2) Der Senat vermag aber auch nicht die Möglichkeit, sich über das Telefon am Gewinnspiel zu beteiligen, als gleichwertig anzusehen.

Wer aus der Rundfunk- oder Fernsehwerbung von den verschiedenen Teilnahme- Möglichkeiten, insbesondere der telefonischen Meldung erfahren hat, wird sich in vielen Fällen nicht die Telefonnummer aufgeschrieben oder sich gemerkt haben, obwohl sie verhältnismäßig einfach zusammengesetzt ist. Wenn er sich dann im Geschäft befindet, um Bier einzukaufen, und vor den "Veltins"-Flaschen steht, wird er sich nur noch daran erinnern, daß es ein "Veltins"-Gewinnspiel gibt, und im Falle eines Teilnahme-Interesses einfach "Veltins"-Bier kaufen, um die vier Motive zu sammeln.

Ein solcher Kauf liegt für ihn nahe, falls er, wie häufig, ohnehin Bier benötigt. Statt einer anderer Marke wird er vielfach ohne weiteres "Veltins"-Bier erwerben, das von bekannt guter Qualität ist, und zumindest solange dabei bleiben, bis er die vier farbigen Motive gesammelt hat.

Viele Verbraucher werden sich auch dann so verhalten, wenn sie im Laden durch die Werbemaßnahmen der Beklagten im Einzelhandel über die Telefonnummer informiert werden, statt anderswo zu telefonieren. Im übrigen ist nicht gewährleistet, daß sich in allen Verkaufsstätten derartige Hinweise befinden. Bei dem durchgeführten Gewinnspiel traf das in zahlreichen Geschäften nicht zu, wie zwischen den Parteien unstreitig ist.

Ebenso ist es bei vielen Verbrauchern, die bisher nichts von dem Gewinnspiel der Beklagten wußten und erstmals in der Verkaufsstätte durch Werbemaßnahmen der Beklagten auf ihr Gewinnspiel hingewiesen worden sind.

Unerheblich ist, ob die Beklagte während des beendeten Gewinnspiels tatsächlich ihren Umsatz gesteigert hat.

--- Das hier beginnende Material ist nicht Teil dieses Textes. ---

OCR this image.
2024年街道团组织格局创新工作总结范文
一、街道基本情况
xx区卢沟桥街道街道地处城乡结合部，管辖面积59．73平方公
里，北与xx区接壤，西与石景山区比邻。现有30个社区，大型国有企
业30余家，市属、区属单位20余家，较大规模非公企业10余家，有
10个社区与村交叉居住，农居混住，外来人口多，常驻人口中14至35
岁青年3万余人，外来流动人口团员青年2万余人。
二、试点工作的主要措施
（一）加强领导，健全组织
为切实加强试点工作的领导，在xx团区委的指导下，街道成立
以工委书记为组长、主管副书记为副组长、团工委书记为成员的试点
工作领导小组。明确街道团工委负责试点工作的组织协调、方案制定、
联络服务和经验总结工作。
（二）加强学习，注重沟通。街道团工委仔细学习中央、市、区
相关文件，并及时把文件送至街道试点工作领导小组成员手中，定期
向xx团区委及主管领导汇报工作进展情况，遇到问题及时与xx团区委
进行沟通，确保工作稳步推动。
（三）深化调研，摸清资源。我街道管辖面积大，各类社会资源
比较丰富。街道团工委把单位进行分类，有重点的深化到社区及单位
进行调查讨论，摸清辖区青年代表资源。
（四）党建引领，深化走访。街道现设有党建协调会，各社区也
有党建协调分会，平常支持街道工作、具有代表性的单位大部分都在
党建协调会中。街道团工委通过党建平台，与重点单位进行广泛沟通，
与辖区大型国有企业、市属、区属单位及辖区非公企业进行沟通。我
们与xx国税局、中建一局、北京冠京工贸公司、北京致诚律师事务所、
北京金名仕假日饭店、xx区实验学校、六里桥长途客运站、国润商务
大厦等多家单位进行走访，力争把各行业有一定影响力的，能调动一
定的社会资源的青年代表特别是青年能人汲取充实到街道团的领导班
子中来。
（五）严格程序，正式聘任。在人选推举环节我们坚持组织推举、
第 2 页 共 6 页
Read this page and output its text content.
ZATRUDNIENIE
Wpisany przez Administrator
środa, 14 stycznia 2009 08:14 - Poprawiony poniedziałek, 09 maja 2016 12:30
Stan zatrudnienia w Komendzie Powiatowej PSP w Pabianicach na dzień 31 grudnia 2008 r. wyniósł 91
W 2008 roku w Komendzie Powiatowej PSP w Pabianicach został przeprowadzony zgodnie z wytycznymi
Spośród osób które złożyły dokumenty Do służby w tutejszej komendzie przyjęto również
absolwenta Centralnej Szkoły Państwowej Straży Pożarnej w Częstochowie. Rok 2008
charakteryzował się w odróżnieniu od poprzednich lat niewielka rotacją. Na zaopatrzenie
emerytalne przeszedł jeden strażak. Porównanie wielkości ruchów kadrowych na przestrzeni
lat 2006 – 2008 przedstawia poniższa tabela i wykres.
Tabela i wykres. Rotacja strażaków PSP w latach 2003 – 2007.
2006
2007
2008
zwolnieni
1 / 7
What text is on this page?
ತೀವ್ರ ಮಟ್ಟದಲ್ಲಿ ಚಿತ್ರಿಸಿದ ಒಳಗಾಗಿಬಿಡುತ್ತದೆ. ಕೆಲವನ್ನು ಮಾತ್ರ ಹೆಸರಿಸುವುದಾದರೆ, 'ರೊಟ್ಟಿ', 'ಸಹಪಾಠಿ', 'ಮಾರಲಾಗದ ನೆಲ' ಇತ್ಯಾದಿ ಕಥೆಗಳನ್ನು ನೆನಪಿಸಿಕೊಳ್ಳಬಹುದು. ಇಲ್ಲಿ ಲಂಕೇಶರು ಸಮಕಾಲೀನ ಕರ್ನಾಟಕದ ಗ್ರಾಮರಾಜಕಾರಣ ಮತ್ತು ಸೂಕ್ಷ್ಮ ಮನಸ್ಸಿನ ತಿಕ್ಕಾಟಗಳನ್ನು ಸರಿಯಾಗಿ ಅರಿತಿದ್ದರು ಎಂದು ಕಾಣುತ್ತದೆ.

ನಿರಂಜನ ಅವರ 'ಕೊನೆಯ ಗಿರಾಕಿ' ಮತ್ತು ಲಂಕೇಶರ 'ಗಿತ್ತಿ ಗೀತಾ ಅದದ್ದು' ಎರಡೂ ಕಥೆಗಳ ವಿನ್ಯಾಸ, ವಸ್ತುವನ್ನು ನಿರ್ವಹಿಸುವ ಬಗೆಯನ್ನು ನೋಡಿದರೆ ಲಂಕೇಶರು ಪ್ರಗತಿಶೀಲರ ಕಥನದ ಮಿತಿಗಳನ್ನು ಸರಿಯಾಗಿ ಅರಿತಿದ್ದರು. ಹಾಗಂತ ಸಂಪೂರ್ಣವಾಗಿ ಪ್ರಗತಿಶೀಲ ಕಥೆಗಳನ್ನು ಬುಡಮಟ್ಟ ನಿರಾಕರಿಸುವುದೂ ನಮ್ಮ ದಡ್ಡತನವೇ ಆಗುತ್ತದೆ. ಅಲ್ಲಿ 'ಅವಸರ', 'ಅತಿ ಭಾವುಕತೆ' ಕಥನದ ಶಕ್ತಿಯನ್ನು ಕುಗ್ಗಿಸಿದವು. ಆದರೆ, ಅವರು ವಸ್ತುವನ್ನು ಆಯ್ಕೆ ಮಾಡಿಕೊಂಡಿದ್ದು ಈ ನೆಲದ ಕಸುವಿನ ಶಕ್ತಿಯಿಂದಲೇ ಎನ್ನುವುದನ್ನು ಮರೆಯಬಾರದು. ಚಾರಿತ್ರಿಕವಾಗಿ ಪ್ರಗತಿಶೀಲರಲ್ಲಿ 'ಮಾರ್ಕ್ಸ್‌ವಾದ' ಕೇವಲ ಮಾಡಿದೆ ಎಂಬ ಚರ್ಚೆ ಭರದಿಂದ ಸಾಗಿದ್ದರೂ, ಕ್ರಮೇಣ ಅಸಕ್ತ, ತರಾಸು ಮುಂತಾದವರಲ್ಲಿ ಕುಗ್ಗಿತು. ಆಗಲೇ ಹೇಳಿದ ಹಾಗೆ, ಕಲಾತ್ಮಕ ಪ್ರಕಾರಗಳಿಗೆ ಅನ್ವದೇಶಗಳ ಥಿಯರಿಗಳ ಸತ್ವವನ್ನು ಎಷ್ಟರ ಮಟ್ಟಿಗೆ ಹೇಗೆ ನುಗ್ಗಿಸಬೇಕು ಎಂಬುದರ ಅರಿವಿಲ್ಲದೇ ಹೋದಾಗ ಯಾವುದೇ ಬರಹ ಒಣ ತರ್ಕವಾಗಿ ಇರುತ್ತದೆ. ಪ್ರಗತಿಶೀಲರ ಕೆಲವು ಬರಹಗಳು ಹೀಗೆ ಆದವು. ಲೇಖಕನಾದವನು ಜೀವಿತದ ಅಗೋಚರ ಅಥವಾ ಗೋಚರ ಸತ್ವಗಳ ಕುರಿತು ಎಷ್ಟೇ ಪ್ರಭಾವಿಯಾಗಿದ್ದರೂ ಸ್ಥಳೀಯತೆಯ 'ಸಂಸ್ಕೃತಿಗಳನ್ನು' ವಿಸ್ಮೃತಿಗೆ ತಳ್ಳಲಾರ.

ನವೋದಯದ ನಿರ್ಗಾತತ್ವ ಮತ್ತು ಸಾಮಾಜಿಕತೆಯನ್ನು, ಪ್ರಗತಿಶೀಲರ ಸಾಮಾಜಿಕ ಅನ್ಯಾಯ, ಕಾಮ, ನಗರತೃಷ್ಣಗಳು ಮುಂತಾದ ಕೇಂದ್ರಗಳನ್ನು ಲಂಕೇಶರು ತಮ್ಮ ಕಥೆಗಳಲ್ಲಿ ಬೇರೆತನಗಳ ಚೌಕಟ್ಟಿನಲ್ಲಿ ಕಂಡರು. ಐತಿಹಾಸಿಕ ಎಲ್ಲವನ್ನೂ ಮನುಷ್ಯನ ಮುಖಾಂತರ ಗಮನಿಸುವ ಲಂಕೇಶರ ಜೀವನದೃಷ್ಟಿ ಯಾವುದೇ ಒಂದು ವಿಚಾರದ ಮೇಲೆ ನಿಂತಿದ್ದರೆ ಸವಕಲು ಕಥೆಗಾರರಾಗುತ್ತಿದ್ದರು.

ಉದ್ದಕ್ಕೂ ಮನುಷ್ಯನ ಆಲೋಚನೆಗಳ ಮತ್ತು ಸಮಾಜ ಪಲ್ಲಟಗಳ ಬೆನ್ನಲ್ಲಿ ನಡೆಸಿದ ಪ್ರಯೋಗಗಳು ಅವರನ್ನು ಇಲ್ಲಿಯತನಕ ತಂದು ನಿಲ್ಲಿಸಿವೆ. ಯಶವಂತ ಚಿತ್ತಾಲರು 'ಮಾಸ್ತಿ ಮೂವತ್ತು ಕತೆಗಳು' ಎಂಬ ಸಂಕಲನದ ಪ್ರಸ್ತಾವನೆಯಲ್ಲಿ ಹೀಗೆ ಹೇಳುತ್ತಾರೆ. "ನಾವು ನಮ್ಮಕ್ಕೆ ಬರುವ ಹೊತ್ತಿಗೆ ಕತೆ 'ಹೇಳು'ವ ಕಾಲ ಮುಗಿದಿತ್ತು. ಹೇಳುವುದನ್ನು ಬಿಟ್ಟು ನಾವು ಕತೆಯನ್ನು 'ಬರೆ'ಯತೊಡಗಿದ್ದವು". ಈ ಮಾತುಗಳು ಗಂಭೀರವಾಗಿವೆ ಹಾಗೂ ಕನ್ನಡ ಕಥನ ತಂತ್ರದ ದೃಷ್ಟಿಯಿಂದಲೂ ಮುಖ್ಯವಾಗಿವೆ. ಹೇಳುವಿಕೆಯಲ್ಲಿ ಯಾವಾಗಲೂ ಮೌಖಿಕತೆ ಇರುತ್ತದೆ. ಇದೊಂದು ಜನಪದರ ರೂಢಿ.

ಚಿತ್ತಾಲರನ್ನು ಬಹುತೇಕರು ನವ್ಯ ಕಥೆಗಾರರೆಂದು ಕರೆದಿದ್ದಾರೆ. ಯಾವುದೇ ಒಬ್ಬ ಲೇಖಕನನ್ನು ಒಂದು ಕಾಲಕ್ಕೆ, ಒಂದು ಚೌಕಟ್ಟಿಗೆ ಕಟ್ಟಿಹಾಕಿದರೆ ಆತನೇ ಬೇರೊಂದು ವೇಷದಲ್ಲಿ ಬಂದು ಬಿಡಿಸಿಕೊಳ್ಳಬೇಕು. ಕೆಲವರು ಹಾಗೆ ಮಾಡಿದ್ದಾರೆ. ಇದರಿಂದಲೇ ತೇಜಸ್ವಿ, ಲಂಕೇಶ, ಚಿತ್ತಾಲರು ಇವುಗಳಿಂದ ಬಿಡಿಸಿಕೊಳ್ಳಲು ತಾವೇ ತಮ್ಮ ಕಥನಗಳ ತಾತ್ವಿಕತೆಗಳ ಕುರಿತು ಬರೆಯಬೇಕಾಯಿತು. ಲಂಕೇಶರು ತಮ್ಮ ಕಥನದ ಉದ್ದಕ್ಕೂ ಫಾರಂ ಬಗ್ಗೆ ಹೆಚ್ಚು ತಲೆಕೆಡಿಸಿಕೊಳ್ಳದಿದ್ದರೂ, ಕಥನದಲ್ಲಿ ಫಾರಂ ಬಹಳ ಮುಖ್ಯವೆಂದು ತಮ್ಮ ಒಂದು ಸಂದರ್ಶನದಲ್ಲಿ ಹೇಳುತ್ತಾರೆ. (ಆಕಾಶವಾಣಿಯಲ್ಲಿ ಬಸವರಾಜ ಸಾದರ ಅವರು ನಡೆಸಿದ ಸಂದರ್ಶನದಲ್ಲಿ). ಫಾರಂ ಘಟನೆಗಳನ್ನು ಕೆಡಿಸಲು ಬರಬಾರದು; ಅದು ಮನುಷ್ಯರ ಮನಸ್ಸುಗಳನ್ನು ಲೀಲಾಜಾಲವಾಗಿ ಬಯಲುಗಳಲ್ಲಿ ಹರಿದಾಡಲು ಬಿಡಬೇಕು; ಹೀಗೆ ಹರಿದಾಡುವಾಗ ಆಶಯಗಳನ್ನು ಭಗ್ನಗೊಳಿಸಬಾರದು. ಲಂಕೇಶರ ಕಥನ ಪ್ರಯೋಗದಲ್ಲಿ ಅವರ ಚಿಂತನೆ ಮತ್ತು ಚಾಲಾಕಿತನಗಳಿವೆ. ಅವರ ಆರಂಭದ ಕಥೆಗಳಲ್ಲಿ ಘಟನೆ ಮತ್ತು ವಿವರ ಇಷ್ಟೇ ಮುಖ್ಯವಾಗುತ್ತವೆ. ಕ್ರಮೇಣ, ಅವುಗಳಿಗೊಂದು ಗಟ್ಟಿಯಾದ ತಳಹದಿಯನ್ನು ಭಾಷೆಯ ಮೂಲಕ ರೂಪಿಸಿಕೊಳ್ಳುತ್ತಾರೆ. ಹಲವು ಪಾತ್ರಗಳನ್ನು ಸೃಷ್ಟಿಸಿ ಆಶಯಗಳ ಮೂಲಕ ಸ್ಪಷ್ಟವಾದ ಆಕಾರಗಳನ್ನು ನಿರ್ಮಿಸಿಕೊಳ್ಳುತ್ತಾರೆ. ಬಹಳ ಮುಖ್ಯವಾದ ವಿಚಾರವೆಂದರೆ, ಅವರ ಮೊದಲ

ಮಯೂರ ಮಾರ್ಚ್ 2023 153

Aus dem Gesamtumsatz läßt sich schon nicht herleiten, wie sich die einzelnen Verbraucher auf Grund des Gewinnspiels verhalten haben. Es mag auch sein, daß viele Biertrinker markenbewußt einkaufen und nicht leicht zu einem Wechsel zu bewegen sind. Das schließt aber einen - insbesondere vorübergehenden - Wechsel vor allem auf Grund eines Gewinnspiels nicht aus. Das Gewinnspiel der Beklagten zielte darauf ab, Umsatzsteigerungen herbeizuführen. Das wird etwa aus der Händlerinformation deutlich. Wenn das Vorhaben der Beklagten nicht den gewünschten Gesamterfolg gehabt haben sollte, ändert das nichts an der Unlauterkeit des Gewinnspiels. Außerdem verbleibt die Möglichkeit, daß der Umsatz ohne das Gewinnspiel weiter gesunken wäre.

Soweit demnach eine Verknüpfung mit dem Warenabsatz vorliegt, ist das Gewinnspiel der Beklagten unlauter.

Aus der dargelegten Unlauterkeit folgt jedoch nicht, daß das gesamte Gewinnspiel unlauter ist. Vielmehr ist im vorliegenden, besonders gelagerten Falle eine Trennung nach den Teilnahme-Alternativen möglich. Dem trägt der Klagantrag auch Rechnung.

Die Berufung der Beklagten ist demnach zurückzuweisen.

Die Nebenentscheidungen beruhen auf §§ 91, 708 Nr. 10, 711 ZPO.